4. The device as set forth in claim 3, comprising:

the electrical insulator material is selected from a group including glass, Teflon and, ceramic materials.

5. The device as set forth in claim 1, comprising:

the heating means is a thick film construct on a substrate.

6. The device as set forth in claim 5, the heating means further comprising:

an outer layer formed of an electrical insulator, thermal conductive material;

a middle layer formed of a resistive, thermal generating material;

an inner layer farmed of an electrical insulator material.

7. The device as set forth in claim 6, comprising:

the middle layer is a resistor paste.

8. The device as forth in claim 1, comprising:

the belt overlays the supporting means and the heating means such that the heating means is in direct contact with the belt.

9. The device as set forth in claim 5, comprising:

the belt overlays the supporting means and the substrate such that the heating means thermal energy is transferred to the belt through the substrate.

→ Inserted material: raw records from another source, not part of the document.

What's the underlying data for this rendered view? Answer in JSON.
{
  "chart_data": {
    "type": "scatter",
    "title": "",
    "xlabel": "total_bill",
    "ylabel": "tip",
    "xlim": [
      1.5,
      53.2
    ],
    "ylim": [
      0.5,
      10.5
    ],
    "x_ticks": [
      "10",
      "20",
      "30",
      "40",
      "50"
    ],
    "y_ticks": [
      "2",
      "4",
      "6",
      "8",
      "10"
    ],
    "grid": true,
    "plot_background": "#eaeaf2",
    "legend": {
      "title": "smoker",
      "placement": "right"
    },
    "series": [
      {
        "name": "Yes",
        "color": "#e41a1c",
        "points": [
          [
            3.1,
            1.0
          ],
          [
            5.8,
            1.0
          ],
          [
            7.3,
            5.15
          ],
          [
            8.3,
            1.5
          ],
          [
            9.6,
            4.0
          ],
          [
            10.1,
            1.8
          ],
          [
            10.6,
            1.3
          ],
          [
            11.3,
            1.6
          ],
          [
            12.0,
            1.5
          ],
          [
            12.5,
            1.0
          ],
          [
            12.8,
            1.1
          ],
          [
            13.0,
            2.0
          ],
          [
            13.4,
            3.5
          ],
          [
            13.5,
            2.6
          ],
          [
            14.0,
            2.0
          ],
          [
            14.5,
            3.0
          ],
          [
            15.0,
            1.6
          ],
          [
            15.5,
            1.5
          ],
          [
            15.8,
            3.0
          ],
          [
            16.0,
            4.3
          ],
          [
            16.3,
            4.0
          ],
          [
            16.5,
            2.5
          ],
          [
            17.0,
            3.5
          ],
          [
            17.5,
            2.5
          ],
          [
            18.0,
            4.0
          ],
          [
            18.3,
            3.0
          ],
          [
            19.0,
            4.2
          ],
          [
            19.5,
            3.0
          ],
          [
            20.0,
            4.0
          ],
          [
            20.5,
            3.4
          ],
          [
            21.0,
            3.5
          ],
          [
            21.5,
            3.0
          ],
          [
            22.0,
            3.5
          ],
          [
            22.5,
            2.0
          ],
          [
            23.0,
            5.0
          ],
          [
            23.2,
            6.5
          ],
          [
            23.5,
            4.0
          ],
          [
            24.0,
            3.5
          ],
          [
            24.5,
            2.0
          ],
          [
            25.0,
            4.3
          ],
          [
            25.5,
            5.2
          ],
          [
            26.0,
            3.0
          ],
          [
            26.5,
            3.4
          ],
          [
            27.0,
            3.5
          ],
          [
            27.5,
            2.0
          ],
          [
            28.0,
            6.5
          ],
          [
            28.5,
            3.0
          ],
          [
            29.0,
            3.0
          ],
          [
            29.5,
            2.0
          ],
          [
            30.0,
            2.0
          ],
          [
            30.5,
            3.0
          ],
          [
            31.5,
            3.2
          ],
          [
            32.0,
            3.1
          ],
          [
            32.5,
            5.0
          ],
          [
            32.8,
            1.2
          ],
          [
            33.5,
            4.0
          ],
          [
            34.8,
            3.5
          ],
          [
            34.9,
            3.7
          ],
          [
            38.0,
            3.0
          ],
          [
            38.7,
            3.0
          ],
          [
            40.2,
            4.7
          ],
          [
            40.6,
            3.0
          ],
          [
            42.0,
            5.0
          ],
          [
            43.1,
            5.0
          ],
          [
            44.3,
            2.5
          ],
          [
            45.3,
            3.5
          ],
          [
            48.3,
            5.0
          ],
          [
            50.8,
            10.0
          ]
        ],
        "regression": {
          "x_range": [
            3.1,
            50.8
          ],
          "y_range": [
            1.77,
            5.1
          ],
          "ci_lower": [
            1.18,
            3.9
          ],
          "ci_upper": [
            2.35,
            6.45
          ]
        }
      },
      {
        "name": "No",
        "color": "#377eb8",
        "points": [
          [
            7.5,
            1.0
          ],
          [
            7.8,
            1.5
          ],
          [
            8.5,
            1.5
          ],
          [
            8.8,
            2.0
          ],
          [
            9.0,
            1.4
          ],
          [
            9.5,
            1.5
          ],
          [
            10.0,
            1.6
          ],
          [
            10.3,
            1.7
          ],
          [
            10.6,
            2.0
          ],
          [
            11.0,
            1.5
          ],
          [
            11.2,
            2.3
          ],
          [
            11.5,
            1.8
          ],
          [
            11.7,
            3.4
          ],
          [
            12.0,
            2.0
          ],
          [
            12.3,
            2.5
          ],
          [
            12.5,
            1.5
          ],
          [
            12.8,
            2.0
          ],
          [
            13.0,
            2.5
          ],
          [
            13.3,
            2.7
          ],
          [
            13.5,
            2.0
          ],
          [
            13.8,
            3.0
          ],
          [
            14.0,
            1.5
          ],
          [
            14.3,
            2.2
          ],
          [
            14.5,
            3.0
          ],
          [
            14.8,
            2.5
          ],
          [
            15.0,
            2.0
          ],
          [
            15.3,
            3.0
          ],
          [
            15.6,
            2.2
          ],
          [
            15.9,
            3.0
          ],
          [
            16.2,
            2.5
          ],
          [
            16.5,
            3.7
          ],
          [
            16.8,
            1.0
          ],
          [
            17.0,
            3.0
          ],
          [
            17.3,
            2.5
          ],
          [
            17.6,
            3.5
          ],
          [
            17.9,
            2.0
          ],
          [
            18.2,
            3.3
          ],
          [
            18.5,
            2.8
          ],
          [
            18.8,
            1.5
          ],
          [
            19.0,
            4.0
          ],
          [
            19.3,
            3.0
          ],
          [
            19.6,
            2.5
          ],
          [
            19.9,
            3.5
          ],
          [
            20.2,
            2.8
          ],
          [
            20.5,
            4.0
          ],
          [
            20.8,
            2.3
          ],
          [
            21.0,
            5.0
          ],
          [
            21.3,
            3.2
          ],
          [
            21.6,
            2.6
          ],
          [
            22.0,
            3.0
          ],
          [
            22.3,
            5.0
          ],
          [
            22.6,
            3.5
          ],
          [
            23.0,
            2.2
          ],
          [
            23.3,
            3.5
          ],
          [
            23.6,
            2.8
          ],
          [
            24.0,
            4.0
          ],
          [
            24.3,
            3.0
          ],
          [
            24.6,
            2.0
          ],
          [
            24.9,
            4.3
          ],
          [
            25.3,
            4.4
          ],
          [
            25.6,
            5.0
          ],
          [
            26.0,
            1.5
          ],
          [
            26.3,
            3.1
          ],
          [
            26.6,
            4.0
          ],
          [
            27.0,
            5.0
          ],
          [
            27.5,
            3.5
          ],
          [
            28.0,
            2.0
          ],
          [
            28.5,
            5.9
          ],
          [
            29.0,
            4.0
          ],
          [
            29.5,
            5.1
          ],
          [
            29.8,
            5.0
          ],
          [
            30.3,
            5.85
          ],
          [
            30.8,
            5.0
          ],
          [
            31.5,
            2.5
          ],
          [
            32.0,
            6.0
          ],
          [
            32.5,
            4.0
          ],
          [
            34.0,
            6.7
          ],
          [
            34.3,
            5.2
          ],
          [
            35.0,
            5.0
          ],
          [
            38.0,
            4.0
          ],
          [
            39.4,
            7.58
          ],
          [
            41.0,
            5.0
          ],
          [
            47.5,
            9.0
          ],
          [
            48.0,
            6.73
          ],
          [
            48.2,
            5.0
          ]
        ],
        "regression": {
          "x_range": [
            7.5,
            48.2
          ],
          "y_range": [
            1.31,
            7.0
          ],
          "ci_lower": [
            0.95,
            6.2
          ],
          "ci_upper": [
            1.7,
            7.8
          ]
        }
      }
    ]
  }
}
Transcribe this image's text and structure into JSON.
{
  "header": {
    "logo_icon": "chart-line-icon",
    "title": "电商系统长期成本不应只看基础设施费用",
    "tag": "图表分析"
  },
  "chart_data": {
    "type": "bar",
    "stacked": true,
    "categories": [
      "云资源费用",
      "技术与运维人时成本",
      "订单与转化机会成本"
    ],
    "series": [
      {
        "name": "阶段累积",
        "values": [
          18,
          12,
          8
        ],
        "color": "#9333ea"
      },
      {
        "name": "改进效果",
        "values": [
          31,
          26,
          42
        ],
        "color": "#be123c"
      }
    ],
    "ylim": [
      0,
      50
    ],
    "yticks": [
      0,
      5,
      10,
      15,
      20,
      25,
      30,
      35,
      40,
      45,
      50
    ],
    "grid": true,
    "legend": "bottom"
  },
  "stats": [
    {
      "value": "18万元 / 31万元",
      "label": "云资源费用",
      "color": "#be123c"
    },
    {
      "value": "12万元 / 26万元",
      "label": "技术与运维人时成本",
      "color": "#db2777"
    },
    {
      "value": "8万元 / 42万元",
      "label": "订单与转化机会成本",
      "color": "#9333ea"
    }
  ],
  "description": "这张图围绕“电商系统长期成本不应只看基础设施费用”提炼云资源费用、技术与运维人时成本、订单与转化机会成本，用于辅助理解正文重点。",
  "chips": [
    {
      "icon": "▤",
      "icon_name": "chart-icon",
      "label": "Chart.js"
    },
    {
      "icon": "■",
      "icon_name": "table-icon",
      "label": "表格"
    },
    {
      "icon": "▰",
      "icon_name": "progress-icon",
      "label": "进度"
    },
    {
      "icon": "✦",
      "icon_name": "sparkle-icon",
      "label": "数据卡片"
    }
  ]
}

10. The device as set forth in claim 1, comprising:

the heating means is an electrical conductor embedded in a thermally-conductive, electrically-insulative casing.

11. The device as set forth in claim 10, comprising:

the heating means is a thermally conductive plate having a plurality of apertures therethrough in alignment with the vacuum passages.

12. The device as set forth in claim 11, comprising:

the supporting means is thermally conductive and has a surface in contact with the belt.

13. The device as set forth in claim 11, comprising:

the conductive plate is mounted to the supporting means such that the plate is in contact with the belt.

14. The device as set forth in claim 11, comprising:

a thermally conductive gasket means for separating the conductive plate and the substrate.

15. A hard copy apparatus, comprising:

a printing station;

proximate the printing station, a writing means for printing on print media;

transport means for selectively transporting the print media into and out of the printing station; and

mounted proximate the printing station adjacently to the writing means, vacuum platen means for supporting print media transported through the printing station, the platen means including supporting means for supporting a print media transport belt, having a first pattern of vacuum ports therethrough and a support surface having a second pattern of surface channels interspersed with the first pattern of vacuum ports, and heating means for transmitting heat to the belt, inset within the surface channels such that the heating means are substantially surrounded by a gap from the supporting means wherein the supporting means is insulated from heat emitted by the heating means.

16. The apparatus as set forth in claim 15, comprising:

the supporting means is a vacuum manifold fabricated of an thermoplastic or thermoset material.

17. The apparatus as set forth in claim 15, comprising:

the heating means is fabricated of an electrically conductive material coated on at least a surface in proximity to the belt with a low coefficient of friction material.

18. The device as set forth in claim 15, comprising:

the heating means is an electrical conductor embedded in a thermoset plastic casing.

19. A method for heating a print medium in a printing zone of a hard copy apparatus having a vacuum inducing subsystem, comprising the steps of:

providing a vacuum holddown and positioning the holddown in the printing zone;

interspersing electrical heating elements with vacuum ports across a surface of the holddown such that the heating elements are isolated from the surface by a gap; and

transporting the print medium through the printing zone on a belt in superjacent contact with the vacuum holddown at least in the printing zone while reducing cockle from ink droplets deposited on the medium and heat loss via the vacuum subsystem.

20. The method as set forth in claim 19, the step of providing further comprising the steps of:

fabricating the vacuum holddown as a layered construct having a vacuum manifold of an insulating material,

forming a first pattern of vacuum ports through the manifold, and

forming a second pattern of the heating elements inset into the manifold interspersed with the ports.